Sur une période de trois ans

« Le montant maximal de l’aide pouvant être distribuée par exploitation sur une période de trois ans passera de 15 000 € à 20 000 €, détaille la Commission européenne dans son communiqué de presse. Afin d’éviter toute distorsion potentielle de la concurrence, chaque pays de l’Union se voit attribuer un montant national maximal qu’il ne peut dépasser. »

La Commission explique que « chaque plafond national sera fixé à 1,25 % de la production agricole annuelle du pays sur la même période de trois ans, contre 1 % dans les règles actuelles. Si un pays ne consacre pas plus de 50 % de son enveloppe d’aide nationale totale à un secteur agricole particulier, il a la possibilité d’augmenter le montant des aides de minimis par exploitation à 25 000 €. »

Des conditions à respecter

Dans ce cas, le plafond national est fixé à 1,5 % de la production annuelle. « Il s’agit là d’une augmentation de 66 % du plafond par agriculteur et d’une augmentation de 50 % du plafond national, détaille Bruxelles.

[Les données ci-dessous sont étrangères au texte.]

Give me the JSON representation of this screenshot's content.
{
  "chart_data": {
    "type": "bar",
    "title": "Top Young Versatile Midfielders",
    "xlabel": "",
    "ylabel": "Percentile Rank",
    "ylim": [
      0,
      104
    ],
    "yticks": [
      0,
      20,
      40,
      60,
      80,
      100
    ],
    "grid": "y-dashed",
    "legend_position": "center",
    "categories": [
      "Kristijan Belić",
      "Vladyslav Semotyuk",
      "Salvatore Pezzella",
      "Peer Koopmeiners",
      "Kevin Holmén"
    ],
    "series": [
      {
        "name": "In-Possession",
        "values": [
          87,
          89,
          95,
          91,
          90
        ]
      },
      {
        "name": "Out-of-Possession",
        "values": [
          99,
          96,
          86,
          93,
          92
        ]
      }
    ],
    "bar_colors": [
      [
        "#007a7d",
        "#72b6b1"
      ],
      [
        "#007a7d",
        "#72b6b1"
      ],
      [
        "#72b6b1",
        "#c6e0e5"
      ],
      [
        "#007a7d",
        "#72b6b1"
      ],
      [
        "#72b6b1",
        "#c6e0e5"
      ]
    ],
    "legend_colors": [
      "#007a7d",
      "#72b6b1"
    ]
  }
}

Cette augmentation entrera en vigueur le 14 mars et pourra « s’appliquer rétroactivement aux aides remplissant toutes les conditions », précise la Commission.

Mais il y a une seconde condition pour appliquer immédiatement ce plafond de 25 000 € : « la création, au niveau national, de registres centraux obligatoires qui permettront de garder la trace des aides octroyées afin de simplifier et d’améliorer la mise en œuvre et le suivi des aides dites de minimis ». Ce qui ne serait aujourd’hui pas le cas de la France.

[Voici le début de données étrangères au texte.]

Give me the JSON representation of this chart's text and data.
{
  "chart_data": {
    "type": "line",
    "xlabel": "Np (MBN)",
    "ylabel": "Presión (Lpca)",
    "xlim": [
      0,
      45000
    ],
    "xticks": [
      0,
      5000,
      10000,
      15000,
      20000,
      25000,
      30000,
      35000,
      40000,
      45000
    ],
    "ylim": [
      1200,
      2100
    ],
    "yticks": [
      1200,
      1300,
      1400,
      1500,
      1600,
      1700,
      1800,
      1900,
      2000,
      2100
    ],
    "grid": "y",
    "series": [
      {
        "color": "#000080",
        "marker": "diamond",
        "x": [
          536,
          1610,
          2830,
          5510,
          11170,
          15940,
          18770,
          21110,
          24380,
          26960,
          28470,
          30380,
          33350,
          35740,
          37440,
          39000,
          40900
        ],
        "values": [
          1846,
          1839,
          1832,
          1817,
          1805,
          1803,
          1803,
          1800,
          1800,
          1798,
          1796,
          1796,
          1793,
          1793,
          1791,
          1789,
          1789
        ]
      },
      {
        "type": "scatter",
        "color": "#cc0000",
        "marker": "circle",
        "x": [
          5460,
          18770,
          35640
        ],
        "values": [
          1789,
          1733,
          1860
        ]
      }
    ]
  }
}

(1) Les pays de l’Union européenne doivent notifier les aides d’État à la Commission européenne, et ne peuvent mettre en œuvre la mesure qu’après autorisation de celle-ci. Toutefois, lorsque les montants sont suffisamment bas, ce qui est le cas pour les aides de minimis, les États membres n’ont pas le devoir de les notifier à la Commission, ni d’obtenir l’autorisation de cette dernière.